Last night voters ushered in major changes to minimum wage paychecks across the country. Low-income workers in four states–Alaska, Nebraska, Arkansas, and South Dakota–will see their wages increase, but remain under $10 an hour. Two Californian cities–San Francisco and Oakland–will make even more aggressive changes, raising the minimum wage to $15 and $12 an hour respectively.
Despite the fact that the midterm election swept more fiscal conservatives into office, voting to increase the minimum wage kept up with what now appears to be a two-year trend. Since 2013, a total of 17 states have decided to raise the least amount an employer can legally pay an employee. The news also follows months of steady protesting from workers at some of America’s most profitable low-wage enterprises: Walmart, McDonald’s, Burger King, Wendy’s, Taco Bell, KFC, Domino’s Pizza, and Target, included.

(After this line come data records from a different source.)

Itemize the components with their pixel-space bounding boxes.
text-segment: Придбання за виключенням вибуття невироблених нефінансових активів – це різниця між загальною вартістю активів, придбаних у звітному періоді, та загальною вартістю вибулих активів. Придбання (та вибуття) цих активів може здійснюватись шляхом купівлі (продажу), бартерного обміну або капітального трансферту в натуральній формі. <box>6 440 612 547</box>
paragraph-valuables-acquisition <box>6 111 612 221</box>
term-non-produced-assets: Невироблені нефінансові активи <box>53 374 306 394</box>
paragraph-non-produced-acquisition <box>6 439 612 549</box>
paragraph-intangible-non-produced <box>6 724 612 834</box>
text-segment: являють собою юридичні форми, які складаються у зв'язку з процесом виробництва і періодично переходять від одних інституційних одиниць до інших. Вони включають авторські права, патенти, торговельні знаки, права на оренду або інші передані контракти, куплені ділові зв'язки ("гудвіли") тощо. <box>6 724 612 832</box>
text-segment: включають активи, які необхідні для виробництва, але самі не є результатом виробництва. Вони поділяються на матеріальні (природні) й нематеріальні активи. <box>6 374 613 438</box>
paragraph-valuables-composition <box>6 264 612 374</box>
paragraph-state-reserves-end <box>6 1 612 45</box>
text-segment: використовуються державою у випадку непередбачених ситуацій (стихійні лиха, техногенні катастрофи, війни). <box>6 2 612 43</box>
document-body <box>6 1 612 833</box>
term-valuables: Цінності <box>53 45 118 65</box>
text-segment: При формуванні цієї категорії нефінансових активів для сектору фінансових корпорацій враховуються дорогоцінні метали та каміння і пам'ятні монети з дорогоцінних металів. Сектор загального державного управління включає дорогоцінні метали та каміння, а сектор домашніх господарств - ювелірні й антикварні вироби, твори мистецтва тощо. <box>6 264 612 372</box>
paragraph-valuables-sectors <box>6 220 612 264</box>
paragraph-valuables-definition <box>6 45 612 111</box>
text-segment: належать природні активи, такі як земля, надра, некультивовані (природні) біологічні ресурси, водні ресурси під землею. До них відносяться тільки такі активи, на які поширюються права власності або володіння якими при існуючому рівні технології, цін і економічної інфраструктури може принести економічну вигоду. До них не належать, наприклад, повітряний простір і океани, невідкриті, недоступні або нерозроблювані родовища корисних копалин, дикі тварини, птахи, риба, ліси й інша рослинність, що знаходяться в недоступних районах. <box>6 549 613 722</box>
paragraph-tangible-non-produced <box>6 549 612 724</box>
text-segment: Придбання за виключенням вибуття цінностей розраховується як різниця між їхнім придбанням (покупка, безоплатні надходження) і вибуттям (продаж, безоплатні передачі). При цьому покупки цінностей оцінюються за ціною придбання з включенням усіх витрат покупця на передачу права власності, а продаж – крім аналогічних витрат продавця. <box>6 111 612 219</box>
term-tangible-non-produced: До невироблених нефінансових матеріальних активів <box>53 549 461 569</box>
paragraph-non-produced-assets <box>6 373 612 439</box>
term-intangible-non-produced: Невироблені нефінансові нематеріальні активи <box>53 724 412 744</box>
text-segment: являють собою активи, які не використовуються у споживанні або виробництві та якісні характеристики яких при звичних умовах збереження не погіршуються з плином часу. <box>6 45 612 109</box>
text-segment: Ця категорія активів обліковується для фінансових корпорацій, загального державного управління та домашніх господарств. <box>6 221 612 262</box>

Some 14% of people who receive food assistance are already working at least one job to feed themselves and their families. Much of the reason why is because despite incremental increases in the federal minimum wage, the real value of minimum wage paychecks (taking inflation into account) has fallen 30% over the last four decades. Poverty wages effectively shift responsibility to taxpayers–whether it be for food or healthcare–to pick up the slack.
Despite the gap, major retailers like Walmart regularly oppose minimum wage increases, fighting to sweep such initiatives off the table in cities like Washington, D.C. And yet, hardly any single news event drew more attention to the reality of America’s working poor when, in 2013, a Cleveland Walmart offered up a donation box in which shoppers could throw in canned goods for its employees.
According to the National Employment Law Project, some 601,000 working Americans will see their paychecks increase as a result of Tuesday’s voting. San Francisco now joins Seattle as the second city with the highest minimum wage in the country.